Transition-metal selenides in oxygen evolution electrocatalysis: from pre-catalysts to active regulators

Abstract

Green hydrogen generated by renewable energy-driven water electrolysis is central to carbon-neutral energy systems. Yet the oxygen evolution reaction (OER) at the anode remains the primary kinetic bottleneck, limiting efficiency and long-term stability in alkaline and anion-exchange membrane electrolyzers. The development of cost-effective and durable OER catalysts based on earth-abundant elements is therefore critical for scalable hydrogen production. Transition-metal selenides have emerged as attractive pre-catalysts due to their high electrical conductivity, tunable composition, and dynamic reconstruction under anodic conditions.

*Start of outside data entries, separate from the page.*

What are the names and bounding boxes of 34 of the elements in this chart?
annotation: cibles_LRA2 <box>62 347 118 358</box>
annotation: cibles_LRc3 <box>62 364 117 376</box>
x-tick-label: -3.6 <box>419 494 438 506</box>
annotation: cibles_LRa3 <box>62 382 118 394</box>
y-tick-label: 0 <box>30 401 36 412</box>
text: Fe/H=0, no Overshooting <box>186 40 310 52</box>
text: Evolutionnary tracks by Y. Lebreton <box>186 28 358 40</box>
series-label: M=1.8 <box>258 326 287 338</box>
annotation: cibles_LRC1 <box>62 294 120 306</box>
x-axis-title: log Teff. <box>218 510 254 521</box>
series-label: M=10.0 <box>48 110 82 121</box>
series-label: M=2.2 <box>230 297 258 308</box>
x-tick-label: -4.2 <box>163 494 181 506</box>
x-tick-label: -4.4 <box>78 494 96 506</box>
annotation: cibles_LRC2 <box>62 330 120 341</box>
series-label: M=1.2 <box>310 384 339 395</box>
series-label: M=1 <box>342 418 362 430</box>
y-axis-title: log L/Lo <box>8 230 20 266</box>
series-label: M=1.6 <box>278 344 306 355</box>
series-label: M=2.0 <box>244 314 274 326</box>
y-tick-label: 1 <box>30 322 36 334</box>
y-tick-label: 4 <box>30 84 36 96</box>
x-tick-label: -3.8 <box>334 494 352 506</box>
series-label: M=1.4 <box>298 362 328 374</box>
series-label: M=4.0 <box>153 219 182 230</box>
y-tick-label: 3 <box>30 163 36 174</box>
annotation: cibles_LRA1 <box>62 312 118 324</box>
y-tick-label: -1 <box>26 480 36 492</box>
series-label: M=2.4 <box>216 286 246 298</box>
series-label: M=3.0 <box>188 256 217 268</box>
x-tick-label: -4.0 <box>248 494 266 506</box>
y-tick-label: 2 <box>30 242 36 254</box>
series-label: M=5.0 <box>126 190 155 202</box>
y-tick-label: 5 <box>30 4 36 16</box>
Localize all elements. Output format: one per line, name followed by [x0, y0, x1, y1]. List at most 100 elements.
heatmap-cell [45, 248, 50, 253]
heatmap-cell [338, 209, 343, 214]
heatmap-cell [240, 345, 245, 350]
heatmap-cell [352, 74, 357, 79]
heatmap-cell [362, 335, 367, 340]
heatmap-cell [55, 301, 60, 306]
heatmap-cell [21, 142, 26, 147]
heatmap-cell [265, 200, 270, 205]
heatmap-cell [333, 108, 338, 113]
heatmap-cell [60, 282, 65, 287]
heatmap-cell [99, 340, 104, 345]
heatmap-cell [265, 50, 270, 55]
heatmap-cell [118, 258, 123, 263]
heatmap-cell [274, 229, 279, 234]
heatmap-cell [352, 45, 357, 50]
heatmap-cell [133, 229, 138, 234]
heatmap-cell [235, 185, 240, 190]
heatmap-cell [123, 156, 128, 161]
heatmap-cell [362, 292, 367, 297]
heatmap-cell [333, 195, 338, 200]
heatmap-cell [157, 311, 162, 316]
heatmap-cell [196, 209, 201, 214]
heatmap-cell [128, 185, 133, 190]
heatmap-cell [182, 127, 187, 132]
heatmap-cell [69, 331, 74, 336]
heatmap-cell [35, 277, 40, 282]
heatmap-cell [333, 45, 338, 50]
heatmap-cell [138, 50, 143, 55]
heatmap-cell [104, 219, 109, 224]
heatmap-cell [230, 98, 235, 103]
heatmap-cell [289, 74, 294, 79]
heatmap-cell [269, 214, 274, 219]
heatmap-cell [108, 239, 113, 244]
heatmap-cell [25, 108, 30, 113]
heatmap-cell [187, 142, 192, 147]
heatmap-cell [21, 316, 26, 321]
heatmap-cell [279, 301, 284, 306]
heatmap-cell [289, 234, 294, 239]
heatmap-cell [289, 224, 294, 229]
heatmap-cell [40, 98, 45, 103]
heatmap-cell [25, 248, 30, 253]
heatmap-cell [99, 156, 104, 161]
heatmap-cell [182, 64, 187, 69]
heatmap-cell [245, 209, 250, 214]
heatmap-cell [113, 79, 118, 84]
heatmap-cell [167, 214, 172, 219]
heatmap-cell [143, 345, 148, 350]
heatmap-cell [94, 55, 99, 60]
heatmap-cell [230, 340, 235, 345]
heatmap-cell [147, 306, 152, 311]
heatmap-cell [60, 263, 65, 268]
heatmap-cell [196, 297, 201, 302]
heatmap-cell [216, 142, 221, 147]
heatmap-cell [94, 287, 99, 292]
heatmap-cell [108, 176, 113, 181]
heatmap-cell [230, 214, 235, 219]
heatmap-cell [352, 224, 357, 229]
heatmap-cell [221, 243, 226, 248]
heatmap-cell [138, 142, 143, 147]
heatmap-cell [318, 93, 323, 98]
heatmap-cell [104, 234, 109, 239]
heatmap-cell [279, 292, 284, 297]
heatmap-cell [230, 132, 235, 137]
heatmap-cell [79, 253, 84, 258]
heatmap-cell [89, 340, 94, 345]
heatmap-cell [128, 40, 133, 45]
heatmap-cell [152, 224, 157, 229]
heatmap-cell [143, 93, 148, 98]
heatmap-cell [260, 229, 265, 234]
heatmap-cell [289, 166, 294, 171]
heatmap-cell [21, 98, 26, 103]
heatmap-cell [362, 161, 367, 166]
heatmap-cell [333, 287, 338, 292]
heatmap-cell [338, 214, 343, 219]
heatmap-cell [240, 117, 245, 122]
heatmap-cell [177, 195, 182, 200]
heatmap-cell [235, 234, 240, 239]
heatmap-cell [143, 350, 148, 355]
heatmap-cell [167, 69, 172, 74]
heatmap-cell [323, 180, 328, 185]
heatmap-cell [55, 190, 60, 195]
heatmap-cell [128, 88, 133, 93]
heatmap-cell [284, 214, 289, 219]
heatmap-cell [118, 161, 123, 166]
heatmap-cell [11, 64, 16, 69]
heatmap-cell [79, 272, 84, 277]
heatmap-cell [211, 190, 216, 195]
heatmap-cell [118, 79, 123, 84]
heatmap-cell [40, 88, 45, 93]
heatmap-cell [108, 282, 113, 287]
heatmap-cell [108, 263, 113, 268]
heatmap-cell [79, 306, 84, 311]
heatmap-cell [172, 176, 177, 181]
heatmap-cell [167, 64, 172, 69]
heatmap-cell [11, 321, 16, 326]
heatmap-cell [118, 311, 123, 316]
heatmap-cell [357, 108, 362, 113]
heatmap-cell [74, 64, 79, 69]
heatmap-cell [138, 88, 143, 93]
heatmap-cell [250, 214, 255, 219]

During OER, selenides usually transform into oxyhydroxide-like active phases, increasing the electrochemically active surface area and improving electrolyte access. In this established sacrificial precursor model, selenium (Se) is typically viewed as a temporary component that enhances conductivity and morphology before dissolving. Recent evidence shows that Se does not always disappear during reconstruction. Instead, it can remain in chemically distinct forms, such as surface-associated, subsurface, and interlayer species, which influence catalytic behavior beyond increasing surface area. These retained Se species, along with the conductive selenide framework and structural changes from reconstruction, enhance activity and durability beyond the traditional precursor model. This review reexamines transition-metal selenides for alkaline OER by integrating insights on structural evolution, charge transport, and Se-state regulation. We highlight how controlled Se transformation and retention impact catalytic performance and present design principles for developing more efficient and stable OER electrocatalysts for green hydrogen production.